El eterno resplandor de una mente sin recuerdos


En mi piso nuevo se esconde una puerta. Imperceptible para la vista. Incluso puedes pasar varias veces al día pegado a ella y no notar su existencia. La puerta está escondida detrás de otra puerta, de esas que nunca se cierran por su existencia es vaga. Separan espacios que debieran ser uno. Pasas y pasas, quizás 10 veces al día por allí y nunca ves el pequeño pestillo que te separa de ese mundo.

Hasta que un día, notas una pequeña línea de luz respirando por la pared y la curiosidad te devora y por supuesto no puedes parar hasta descubrir qué es aquello que lata tan cerca.

Con ambas manos tanteas para descubrir aquella rendija, hasta que la puerta cede frente a tu ingenio. Y aquel mundo se te abre de piernas. Te sumerges en él. Caminas a tientas hasta encontrar una cadenilla que cuelga de un foco. Con una mano tiras de ella, mientras la bombilla se tambalea. Una vez vencida la ceguera, avanzas entre cajas vacías, añejas y llenas de polvo. Ejemplares de periódicos en fardos, atados con lanas de colores. Fotos antiguas cubiertas por una densa capa de pelusa. Husmeas, conmovida entre la nostalgia y la risa. Logras desatar uno de los atados de prensa. Lo agarras con una mano, y con la derecha descubres los titulares que escondía la tierra acumulada por casi 30 años. Miras la fecha: es el día que naciste. Frente a esta extraña coincidencia, empiezas a desempolvar los demás objetos. Todo guarda una extraña conexión con tu vida. Los discos de tu adolescencia, los relatos de la infancia, tus primeros libros. Tu pasado guardado en ese cuartillo. Desordenado como los hechos trascendentales.

Como no puedes entender la cadencia de este hallazgo, te quedas ahí. Cierras la puerta, pones un disco de Billy Holiday mientras revuelves en tus propios recuerdos. Vas tomando cada objeto para formar una línea del tiempo. Cada nuevo descubrimiento encaja en un recuerdo, en una época. Memorias que habías decidido borrar, y sin embargo allí están, todas y cada una se te refriega en la cara recordándote quién sos, de donde venís.

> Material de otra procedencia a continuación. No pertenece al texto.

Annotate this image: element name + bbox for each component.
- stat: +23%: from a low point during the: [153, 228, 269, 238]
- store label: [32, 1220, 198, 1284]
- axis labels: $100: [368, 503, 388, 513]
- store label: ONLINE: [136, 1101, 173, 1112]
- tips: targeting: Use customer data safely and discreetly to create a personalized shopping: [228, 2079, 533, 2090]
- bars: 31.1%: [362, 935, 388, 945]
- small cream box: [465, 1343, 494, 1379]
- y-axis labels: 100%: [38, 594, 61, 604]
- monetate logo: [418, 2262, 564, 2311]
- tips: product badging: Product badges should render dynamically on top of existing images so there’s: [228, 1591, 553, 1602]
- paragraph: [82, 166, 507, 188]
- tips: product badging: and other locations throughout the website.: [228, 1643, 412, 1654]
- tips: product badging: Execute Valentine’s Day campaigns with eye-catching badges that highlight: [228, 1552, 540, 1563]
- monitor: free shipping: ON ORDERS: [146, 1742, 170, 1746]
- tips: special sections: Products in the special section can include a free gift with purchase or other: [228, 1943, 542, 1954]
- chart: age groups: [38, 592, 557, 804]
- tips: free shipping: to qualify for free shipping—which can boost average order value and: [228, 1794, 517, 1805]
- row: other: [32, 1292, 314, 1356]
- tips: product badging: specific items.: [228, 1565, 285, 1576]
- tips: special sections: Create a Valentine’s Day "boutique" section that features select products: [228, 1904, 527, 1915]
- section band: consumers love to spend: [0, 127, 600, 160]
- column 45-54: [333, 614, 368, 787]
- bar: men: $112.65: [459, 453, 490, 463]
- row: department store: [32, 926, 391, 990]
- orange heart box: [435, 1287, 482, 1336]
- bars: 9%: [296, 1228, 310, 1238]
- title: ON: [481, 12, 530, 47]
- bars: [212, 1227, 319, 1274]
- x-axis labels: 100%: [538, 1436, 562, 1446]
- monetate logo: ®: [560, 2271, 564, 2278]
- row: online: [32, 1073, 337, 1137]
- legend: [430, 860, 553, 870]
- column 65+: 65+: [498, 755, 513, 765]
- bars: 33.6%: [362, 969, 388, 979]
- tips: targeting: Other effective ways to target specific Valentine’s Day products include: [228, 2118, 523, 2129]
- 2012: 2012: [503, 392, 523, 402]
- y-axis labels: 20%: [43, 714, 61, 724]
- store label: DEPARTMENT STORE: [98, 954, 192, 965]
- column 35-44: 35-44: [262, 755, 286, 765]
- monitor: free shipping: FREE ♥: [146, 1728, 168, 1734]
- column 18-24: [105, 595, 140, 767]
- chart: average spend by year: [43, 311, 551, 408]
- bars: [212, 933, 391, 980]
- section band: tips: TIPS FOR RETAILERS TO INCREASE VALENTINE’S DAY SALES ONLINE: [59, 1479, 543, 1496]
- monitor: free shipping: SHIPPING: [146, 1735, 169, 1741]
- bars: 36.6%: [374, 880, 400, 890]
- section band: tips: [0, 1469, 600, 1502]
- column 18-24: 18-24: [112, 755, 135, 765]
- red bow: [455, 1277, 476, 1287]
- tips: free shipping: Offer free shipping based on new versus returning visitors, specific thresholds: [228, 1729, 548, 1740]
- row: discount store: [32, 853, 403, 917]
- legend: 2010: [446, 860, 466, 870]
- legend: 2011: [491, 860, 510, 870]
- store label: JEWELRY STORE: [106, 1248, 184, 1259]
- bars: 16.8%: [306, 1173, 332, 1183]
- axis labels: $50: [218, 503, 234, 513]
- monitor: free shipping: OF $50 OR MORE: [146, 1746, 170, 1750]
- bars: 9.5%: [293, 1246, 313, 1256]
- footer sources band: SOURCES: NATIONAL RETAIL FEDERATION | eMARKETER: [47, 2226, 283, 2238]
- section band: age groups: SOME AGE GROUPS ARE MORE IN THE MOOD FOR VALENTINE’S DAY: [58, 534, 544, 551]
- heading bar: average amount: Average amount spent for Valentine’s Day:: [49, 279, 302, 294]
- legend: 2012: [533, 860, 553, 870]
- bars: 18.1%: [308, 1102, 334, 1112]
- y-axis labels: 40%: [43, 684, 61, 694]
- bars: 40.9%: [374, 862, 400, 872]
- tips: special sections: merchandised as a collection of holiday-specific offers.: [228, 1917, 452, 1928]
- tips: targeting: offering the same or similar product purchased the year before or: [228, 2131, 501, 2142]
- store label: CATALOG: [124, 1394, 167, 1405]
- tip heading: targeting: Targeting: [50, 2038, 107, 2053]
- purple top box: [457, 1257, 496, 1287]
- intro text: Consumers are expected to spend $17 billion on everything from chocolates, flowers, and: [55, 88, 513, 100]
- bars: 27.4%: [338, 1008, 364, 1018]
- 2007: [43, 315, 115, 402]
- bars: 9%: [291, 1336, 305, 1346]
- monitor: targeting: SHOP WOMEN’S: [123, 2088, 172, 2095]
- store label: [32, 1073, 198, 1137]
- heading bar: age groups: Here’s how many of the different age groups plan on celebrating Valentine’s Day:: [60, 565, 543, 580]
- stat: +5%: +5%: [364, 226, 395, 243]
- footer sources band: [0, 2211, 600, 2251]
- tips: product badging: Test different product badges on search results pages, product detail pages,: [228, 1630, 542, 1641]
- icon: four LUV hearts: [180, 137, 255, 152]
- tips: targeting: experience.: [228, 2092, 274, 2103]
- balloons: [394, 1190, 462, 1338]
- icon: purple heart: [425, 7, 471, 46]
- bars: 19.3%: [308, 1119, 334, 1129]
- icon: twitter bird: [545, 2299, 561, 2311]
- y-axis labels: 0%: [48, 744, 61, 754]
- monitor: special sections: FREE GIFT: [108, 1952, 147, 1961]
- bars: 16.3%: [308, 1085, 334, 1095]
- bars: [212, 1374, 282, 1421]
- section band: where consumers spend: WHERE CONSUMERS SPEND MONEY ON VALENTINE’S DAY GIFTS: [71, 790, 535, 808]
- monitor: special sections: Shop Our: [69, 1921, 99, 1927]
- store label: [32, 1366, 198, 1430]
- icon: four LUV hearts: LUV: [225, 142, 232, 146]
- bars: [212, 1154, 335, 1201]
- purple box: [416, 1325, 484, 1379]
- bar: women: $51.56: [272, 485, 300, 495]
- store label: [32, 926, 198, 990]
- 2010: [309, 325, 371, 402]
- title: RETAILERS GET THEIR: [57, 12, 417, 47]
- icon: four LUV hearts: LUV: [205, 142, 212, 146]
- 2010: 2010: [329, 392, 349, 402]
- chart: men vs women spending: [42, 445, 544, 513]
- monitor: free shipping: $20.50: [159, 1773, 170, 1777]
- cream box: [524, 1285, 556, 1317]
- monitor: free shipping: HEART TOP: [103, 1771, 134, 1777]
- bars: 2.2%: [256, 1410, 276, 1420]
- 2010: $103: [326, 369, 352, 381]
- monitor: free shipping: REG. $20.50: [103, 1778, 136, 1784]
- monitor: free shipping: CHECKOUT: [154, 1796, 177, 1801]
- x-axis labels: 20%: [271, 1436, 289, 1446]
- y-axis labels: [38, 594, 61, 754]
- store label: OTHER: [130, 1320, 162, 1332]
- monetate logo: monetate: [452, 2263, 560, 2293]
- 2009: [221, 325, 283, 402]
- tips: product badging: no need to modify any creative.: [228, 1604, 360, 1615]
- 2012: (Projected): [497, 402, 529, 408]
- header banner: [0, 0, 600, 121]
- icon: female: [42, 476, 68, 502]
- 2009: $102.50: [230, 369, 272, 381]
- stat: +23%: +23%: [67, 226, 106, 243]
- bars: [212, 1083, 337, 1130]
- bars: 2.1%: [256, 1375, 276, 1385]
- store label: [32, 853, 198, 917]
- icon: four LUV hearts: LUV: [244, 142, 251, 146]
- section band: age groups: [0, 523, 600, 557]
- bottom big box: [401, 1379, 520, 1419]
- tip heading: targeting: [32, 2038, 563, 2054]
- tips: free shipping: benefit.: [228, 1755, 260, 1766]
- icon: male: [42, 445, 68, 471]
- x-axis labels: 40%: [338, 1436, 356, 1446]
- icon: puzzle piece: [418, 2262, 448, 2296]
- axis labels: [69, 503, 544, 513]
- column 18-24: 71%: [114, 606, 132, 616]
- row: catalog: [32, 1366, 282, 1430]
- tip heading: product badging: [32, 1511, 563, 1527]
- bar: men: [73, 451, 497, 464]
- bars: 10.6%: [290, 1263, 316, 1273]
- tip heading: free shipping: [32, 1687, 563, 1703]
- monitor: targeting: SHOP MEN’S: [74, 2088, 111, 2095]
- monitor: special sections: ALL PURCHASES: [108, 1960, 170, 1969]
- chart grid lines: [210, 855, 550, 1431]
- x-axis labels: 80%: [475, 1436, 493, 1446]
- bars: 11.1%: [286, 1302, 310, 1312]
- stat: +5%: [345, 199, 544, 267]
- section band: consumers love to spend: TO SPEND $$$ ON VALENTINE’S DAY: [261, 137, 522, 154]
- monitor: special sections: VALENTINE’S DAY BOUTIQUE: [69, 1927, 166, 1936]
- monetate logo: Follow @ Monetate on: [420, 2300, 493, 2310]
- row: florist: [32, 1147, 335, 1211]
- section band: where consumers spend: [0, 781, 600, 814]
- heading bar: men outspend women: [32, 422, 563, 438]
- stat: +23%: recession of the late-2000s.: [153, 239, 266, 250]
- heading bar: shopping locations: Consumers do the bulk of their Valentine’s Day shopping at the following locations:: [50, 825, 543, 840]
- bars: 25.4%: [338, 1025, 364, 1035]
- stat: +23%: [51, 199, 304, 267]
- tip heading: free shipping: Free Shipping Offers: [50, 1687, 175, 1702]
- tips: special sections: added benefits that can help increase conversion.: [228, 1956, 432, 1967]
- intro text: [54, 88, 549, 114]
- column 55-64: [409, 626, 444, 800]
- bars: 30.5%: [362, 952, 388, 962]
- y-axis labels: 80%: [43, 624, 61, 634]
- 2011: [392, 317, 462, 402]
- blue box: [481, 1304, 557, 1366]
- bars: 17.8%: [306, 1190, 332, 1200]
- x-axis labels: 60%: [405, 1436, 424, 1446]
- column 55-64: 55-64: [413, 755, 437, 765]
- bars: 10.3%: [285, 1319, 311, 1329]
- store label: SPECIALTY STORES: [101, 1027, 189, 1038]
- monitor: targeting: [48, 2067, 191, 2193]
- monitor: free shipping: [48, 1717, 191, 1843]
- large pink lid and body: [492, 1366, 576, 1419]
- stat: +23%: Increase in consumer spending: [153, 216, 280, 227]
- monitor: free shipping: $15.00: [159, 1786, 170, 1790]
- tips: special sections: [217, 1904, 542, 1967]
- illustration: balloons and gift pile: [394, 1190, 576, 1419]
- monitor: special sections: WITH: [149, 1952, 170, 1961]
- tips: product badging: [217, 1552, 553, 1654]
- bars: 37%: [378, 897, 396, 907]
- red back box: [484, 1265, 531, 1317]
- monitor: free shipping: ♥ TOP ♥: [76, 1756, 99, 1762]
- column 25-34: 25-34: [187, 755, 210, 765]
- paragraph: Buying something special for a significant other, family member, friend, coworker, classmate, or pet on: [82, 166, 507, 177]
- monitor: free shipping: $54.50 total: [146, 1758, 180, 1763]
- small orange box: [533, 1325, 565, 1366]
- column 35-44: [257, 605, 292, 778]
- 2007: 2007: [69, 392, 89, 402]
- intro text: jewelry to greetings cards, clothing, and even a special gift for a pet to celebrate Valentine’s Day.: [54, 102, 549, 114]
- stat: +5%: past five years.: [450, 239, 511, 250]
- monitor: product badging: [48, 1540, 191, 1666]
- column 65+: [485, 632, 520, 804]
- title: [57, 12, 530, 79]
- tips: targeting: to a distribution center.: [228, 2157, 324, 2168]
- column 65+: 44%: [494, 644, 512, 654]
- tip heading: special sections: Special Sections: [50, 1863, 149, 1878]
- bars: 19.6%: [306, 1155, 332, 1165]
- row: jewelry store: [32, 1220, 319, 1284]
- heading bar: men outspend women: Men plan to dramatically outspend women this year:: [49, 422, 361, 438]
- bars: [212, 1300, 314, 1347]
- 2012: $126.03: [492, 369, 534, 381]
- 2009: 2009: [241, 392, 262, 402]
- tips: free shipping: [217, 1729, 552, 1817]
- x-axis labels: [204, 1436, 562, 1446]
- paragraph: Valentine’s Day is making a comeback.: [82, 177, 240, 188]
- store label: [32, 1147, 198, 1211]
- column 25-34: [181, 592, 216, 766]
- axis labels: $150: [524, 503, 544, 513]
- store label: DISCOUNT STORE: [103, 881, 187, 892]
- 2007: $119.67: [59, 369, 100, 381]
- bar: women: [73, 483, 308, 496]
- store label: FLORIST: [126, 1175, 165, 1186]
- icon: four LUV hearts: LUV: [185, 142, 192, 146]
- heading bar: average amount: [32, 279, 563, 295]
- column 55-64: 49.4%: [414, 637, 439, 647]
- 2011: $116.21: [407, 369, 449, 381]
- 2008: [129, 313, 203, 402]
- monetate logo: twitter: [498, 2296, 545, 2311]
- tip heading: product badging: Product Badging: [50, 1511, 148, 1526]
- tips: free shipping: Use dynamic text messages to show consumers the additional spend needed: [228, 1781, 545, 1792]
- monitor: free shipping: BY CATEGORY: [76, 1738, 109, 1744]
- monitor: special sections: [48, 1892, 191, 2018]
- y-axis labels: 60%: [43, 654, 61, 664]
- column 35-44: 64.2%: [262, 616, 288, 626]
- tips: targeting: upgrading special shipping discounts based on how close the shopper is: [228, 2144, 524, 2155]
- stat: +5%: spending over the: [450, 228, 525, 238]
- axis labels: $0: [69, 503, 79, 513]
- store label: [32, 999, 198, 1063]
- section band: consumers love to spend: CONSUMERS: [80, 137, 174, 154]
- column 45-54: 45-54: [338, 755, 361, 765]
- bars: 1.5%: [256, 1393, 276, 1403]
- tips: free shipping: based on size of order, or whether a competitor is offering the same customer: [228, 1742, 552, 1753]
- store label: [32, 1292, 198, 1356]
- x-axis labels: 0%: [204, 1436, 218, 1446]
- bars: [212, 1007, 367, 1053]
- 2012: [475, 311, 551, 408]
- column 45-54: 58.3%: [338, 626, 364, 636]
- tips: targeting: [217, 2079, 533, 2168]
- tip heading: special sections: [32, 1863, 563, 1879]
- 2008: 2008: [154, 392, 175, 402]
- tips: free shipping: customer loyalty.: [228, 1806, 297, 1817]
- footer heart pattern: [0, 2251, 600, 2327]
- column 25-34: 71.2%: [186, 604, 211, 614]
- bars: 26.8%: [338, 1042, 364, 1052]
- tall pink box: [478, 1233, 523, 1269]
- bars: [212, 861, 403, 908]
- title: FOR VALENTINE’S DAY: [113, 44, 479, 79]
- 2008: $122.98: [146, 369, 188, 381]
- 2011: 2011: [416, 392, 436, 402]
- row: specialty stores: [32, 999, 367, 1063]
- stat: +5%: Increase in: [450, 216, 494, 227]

Cuando te viene el hambre o el sueño, lo sacias con recuerdos de comidas o noches interminables. Algo te dice que no puedes salir hasta que la línea no esté completa. Cuando miras hacia tu alrededor notas como las cajas empiezan a disminuir y todo el contenido está alineado frente a tus pies.

Ni si quiera puedes saber cuánto tiempo ha pasado, pero decides que ya es hora de salir. La línea se extiende a través de unos veinte, o treinta, metros. Por momentos vacía, a veces llena, rígida y llena de altibajos. Cuando sientes que afuera alguien te llama, decides salir. Quizás alguien notó tu ausencia durante estas horas, días, noches. Ni siquiera sabes si has estado un día o meses allí dentro. Tu nombre te llega lejano. Hay que cruzar la puerta. Sales, despacio, bostezando y tratando de no trastabillar con los montículos. Antes de cruzar la puerta te aseguras de que todo está donde debe estar. Con una mano desdoblas la puerta. La luz natural te molesta. y parpadéas varias veces. Cuando cruzas el umbral descubres que es de día. Llueve sobre Madrid. Llueve sobre esta ciudad que te pertenece sin saber por qué. Cierras la puerta despacio, la presilla vuelve a ocultarse y hacerse invisible.

Mientras caminas hacia la cocina, lo haces liviana.

Podrías jurar que tus pies no rozan el suelo de parquet.

Y allí está, tu sonrisa. Tu sonrisa cual lunar.